Since I started my career in 1998, a considerable focus of each working day has been capturing my time (6 minutes is one unit), recording and converting that time into units (converting the time to minutes and then dividing it by 6), finding the correct allocation (client or non-client) for those units; describing the activity correct for the time and then submitting it. No mention of this when we were learning about the great judiciary at university and law school.
During my time in the profession, this form has progressed (marginally) from a paper time sheet to online systems. With online systems, I was unable to log out until I had recorded at least 7 hours of my day. Nothing else, however, has really changed.
Time recording at law firms is a skill in itself and completely separate to any other skills relevant to being a legal advisor. There is therefore an entire time recording world of technologies, IT support, and training and development. Various methods are developed to encourage more time recording and good time sheet disciplines, ranging from statistics being available to all, public tellings off, and letters in brown envelopes from higher up the chain. I have attended several days of mandatory training on time recording over the years with the aim to become better at it. At the same time, training on my area of expertise has not been mandatory.
This training taught me how to record more time than what was obvious and the confidence to record time I did not believe could be recorded. Every lawyer develops their own rules and those rules change depending on how much pressure they are under when it comes to recording time. Do two short one minute calls count as two units (12 minutes) or one unit (6 minutes); does the time spent catching up about holidays count (if not how is it recorded?); does a call followed by a review for the same matter count as two activities or one; can you record thinking time; walking to the copier time; fixing a mistake; explaining a matter to a colleague when you need to rush home? The scope for inconsistency is endless.
Recording time often defines lawyers within firms. It is not unusual to talk about how much others are or aren’t recording, or hearing lawyers shout about how much they record. Some lawyers equate achievement with recorded hours. Lawyers like to achieve, so in times where there is less work, this can lead to real behavioural issues. I even remember being at a hen weekend in a lovely and idyllic private garden in Holland Park and overhearing two lawyer friends competing about their annual chargeable hours, both being over 2000!

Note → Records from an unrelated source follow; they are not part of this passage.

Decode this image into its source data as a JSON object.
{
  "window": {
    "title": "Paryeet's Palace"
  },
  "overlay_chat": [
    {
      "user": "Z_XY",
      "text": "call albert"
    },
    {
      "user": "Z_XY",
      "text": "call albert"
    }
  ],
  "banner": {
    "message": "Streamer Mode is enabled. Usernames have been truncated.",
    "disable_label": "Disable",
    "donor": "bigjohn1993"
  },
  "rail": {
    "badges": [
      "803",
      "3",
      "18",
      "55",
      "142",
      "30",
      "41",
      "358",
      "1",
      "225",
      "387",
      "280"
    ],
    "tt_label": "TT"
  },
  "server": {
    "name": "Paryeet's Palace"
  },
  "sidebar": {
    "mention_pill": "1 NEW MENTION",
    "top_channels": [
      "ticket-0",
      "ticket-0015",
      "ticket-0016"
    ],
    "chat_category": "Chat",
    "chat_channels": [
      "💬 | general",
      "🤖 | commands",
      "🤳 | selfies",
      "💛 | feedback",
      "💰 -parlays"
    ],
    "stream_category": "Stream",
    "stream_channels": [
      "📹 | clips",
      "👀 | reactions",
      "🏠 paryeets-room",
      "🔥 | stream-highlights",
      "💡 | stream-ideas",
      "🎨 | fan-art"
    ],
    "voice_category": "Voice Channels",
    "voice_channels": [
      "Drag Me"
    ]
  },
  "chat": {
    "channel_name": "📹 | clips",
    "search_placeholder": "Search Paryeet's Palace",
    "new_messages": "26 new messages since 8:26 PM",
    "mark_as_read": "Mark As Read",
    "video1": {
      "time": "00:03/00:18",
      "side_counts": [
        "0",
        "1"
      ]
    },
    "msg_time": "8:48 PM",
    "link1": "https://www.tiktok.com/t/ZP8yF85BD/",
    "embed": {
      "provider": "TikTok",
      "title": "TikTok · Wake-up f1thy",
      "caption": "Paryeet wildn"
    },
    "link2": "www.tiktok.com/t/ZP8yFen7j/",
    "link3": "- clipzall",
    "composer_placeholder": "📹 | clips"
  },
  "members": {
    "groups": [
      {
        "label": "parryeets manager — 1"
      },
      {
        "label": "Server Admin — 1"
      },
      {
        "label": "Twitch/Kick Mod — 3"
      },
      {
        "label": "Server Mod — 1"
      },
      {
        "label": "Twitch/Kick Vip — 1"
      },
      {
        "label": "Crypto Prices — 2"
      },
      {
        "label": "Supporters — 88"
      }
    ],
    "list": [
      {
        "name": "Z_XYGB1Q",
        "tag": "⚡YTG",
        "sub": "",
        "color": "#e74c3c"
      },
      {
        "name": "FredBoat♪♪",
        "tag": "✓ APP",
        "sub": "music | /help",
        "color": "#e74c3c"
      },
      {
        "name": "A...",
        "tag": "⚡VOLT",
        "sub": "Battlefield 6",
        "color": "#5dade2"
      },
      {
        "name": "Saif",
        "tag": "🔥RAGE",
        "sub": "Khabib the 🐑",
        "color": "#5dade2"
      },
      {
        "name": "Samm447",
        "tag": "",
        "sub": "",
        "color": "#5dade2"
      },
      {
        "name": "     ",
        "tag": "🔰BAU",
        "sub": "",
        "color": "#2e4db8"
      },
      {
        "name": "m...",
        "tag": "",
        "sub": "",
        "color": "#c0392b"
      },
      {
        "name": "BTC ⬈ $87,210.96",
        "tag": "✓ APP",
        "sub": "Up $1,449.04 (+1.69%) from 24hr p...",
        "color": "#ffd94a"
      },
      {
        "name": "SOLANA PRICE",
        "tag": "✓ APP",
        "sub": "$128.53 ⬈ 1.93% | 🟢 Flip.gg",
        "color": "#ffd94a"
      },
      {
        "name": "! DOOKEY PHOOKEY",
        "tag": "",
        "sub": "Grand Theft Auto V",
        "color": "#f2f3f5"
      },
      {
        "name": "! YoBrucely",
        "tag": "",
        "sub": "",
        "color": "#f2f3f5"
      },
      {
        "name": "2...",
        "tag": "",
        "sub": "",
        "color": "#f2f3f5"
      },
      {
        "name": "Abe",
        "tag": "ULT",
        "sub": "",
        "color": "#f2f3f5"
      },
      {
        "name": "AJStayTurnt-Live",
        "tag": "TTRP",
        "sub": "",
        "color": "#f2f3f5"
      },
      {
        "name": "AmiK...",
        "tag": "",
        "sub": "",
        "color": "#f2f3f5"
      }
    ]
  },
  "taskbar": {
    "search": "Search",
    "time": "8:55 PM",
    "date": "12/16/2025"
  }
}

Six months ago, however, my co-founder and I decided to leave all this behind and form a new law firm, while being the first to not record time. The news has been met with disbelief…how will that work? Surely you are noting your time somehow?
No. We’re not.
I can honestly say that sitting in front of a screen and working without little timers in front of me, picking up calls from clients without worrying about the allocation of the time, and being able to advise without the constraints of time recording has been incredible. We have found value in ourselves as lawyers, away from the number of hours we record a day, which feels much closer to the judiciary I learned about at the start.